March 8. N.C. Museum of History, Raleigh. History á la Carte: I Served, Too: Fame and Humility. In 1978 Bennis M. Blue, Ph.D., was the first female member of the 82nd Airborne Division at Ft. Bragg. She shares her experiences and historic first parachute jump with the 82nd, and offers insights for women considering a military career. Noon. Free.
March 11. Historic Stagville, Durham. Women’s History Month Lecture: Dr. Valerie A. Johnson, chair of the N.C. African American Heritage Commission and head of the Africana Women’s Studies Program at Bennett College, will present “Speaking Truth, Giving Voice: A Talk in Celebration of the Genius of Black Women in North Carolina.” 11 a.m. Free.
March 19. N.C. Museum of History, Raleigh. Call the (North Carolina) Midwife. Folklorist and former N.C. Museum of History curator, Lisa Yarger, recently finished “Lovie: The Story of a Southern Midwife and an Unlikely Friendship,” a book that details her relationship with Lovie Beard Shelton. Yarger compares European midwifery practices with those of Shelton, who delivered 4,000 babies from 1950 to 2001. 3 p.m. Free.

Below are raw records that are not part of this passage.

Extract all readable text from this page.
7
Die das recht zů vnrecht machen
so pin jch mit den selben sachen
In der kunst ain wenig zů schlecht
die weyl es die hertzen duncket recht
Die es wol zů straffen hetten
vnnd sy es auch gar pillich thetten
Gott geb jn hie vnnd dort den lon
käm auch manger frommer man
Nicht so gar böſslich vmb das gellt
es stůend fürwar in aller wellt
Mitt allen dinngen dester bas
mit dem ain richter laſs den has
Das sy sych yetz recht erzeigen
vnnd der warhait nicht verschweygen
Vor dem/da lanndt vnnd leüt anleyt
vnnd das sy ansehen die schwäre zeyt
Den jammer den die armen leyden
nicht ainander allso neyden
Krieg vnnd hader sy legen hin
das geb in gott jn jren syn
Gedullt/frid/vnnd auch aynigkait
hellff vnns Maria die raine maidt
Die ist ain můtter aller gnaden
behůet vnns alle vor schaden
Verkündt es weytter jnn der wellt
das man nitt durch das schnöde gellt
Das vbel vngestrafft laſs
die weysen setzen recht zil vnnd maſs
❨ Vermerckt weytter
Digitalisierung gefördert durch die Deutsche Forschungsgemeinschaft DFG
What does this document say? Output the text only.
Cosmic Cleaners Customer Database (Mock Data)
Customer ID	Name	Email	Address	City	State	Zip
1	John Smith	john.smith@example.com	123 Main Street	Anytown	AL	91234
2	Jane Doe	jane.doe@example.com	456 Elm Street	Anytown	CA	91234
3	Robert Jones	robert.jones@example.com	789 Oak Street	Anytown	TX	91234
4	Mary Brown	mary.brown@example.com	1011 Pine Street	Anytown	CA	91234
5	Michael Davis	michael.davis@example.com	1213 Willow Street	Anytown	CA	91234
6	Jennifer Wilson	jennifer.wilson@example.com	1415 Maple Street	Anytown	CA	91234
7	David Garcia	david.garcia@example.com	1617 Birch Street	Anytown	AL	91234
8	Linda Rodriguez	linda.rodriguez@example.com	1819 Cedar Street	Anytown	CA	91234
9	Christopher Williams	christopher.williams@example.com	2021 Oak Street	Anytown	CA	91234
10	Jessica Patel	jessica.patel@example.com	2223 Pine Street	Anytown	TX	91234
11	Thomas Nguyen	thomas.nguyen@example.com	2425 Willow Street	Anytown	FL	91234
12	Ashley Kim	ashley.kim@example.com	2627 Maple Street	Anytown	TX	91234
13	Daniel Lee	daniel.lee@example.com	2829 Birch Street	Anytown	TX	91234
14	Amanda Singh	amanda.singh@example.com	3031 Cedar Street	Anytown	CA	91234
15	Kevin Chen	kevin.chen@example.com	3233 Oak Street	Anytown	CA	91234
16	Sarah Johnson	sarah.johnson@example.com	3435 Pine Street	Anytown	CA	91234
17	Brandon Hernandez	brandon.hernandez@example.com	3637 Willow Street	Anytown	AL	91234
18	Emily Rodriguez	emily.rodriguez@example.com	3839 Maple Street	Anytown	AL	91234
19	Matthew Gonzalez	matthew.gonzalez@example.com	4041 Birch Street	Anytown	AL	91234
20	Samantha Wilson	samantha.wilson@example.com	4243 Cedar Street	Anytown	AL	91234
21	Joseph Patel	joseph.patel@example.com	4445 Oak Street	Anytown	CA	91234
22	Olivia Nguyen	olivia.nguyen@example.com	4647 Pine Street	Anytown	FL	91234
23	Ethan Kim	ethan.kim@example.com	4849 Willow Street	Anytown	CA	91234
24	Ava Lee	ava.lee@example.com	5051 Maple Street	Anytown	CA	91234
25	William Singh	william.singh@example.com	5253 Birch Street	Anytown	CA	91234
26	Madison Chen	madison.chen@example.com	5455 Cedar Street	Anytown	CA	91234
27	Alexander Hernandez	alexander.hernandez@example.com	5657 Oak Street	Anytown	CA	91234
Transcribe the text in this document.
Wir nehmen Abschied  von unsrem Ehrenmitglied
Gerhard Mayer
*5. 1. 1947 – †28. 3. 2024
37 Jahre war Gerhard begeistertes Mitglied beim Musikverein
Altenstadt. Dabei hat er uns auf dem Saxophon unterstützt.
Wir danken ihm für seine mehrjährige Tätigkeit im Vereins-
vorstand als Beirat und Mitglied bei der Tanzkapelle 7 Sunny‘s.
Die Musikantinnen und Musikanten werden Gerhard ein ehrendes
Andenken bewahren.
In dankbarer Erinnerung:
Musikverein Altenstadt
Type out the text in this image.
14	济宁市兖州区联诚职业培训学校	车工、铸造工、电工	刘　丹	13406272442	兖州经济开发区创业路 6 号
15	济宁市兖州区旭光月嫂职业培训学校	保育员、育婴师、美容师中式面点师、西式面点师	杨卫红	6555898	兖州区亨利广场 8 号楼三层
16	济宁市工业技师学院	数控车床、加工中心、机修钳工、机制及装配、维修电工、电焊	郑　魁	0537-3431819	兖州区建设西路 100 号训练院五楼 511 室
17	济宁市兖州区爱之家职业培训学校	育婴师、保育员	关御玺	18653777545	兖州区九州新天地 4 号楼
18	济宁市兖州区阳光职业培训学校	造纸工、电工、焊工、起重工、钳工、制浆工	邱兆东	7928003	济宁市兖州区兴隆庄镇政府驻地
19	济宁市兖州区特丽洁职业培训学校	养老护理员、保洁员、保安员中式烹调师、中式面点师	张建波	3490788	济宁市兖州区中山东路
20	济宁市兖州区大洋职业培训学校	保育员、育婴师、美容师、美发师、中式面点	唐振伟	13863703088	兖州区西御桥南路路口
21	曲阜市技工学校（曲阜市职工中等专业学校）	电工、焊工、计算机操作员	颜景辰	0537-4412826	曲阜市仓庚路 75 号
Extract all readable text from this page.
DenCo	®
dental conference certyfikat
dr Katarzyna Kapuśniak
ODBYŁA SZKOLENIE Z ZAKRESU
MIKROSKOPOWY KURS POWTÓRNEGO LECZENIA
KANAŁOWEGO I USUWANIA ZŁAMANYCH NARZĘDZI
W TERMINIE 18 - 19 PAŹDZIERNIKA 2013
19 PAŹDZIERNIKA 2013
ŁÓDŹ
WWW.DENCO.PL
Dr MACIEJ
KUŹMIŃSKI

March 22. Online Webinar to Your Home. Finding Female Ancestors. Genealogical presentation from staff of the N.C. Government and Heritage Library that explores resources and practices for finding the women in your family tree online. Register at http://bit.ly/GHL_March22webinar. 10-11 a.m. Free.
March 25. Duke Homestead, Durham. Born at Duke Homestead. In addition to being the birthplace of the American Tobacco Company, Duke Homestead was the birthplace of three children. This program examines the human experience of birth and motherhood there, with tours from costumed interpreters and information from midwives with the Durham Women’s Clinic. Tours at 2 p.m. 3:30 p.m., 5 p.m. and 7 p.m. $3.
Ongoing. Eno River State Park, Durham. Margaret Nygard, teacher, environmentalist and social worker, led the Association for the Preservation of Eno River Valley to save the Eno and prevent construction of a reservoir by the City of Durham in 1965. A collaboration among the Eno Association, the Nature Conservancy, Orange County and the City of Durham led to formation of Eno River State Park in 1973.
March 4. President James K. Polk State Historic Site, Pineville. First Ladies Program. Film screenings to learn about the lives and legacies of First Ladies Dolley Madison, Sarah Polk, Margaret Taylor and Abigail Filmore. See two C-SPAN documentaries, one on North Carolina native Dolley Madison, the other on Polk, Taylor and Filmore. Sarah Polk was educated in Winston-Salem. 10 a.m. Free.
March 4, 11, 18, 25. Reed Gold Mine, Midland. Women at Reed Gold Mine. Tours highlight the role women played in America’s first gold rush at Reed Gold Mine, inside and outside the homestead, and how they defined themselves in a patriarchal, antebellum society. 1 p.m. $2.